ÇOCUKLAR BESLENEMİYOR
Dünya Gıda ve Tarım Örgütü'nün verilerini değerlendiren Prof. Dr. Ramazan İnci, yetersiz beslenme oranlarının alarm verici seviyelere ulaştığını belirtti. Özellikle kadınlar ve çocukların en fazla etkilenen gruplar arasında olduğunu söyleyen Prof. Dr. İnci, “İnsan, hayvan ve çevre bütüncül olarak ele alınmalı” dedi.

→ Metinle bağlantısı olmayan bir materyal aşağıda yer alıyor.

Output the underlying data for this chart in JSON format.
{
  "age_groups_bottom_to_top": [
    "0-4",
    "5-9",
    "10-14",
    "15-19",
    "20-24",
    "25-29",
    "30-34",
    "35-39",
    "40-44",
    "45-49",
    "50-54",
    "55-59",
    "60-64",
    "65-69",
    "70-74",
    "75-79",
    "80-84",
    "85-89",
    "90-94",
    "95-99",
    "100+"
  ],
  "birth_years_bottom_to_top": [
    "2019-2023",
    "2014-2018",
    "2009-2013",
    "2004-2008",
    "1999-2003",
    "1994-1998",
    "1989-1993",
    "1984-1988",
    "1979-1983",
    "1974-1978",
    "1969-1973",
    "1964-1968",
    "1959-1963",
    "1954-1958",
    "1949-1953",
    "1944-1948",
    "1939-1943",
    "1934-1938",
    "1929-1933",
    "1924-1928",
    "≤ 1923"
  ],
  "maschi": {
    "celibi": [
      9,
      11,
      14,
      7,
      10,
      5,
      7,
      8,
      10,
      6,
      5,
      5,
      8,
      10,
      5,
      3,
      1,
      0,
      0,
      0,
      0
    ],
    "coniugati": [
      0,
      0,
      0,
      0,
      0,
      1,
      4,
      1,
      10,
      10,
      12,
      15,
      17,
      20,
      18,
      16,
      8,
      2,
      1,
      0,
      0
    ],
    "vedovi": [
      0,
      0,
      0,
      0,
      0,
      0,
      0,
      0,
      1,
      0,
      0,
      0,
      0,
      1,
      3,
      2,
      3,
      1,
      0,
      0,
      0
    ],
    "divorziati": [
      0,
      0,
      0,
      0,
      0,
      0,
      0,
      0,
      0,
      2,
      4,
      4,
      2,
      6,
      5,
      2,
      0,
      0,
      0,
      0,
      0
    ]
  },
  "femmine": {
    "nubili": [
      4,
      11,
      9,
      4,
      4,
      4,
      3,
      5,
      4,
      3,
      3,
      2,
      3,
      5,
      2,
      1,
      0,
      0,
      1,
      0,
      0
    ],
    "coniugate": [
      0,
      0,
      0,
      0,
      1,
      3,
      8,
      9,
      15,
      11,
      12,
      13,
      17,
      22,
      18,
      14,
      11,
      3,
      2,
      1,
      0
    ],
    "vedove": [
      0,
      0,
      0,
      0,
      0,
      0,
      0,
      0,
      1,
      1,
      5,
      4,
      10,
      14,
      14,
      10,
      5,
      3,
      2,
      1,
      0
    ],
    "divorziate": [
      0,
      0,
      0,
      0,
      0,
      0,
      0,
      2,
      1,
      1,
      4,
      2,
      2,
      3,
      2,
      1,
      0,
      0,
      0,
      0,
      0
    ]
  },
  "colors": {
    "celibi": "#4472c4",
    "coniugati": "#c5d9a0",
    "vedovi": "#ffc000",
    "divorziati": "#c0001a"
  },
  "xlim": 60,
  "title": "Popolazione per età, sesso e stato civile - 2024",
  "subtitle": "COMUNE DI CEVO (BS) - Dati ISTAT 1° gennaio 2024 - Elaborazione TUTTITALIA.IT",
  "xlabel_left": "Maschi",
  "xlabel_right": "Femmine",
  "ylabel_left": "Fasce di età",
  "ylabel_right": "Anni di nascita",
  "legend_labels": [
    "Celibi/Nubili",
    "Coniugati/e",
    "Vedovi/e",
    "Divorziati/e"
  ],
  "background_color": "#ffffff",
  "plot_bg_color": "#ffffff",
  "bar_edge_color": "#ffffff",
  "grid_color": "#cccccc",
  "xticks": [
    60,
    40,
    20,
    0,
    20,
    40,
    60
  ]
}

16 Ekim 2024, Dünya Gıda Günü, Türkiye'de önemli bir konuyu yeniden gündeme taşıdı. Son dönemde yapılan denetimlerin ardından güvenli olmayan gıdalar kamuoyuna duyuruldu ve medyada geniş yankı buldu. Artık yediğimiz ve içtiğimiz her şeyden şüphe eder hale geldik. Tükettiğimiz gıdaların sağlıklı olup olmadığı konusunda endişelerimiz giderek artıyor. En temel ihtiyacımız olan gıdalar hakkında bile güven sorunu yaşıyoruz. Peki, bu nasıl düzeltilebilir?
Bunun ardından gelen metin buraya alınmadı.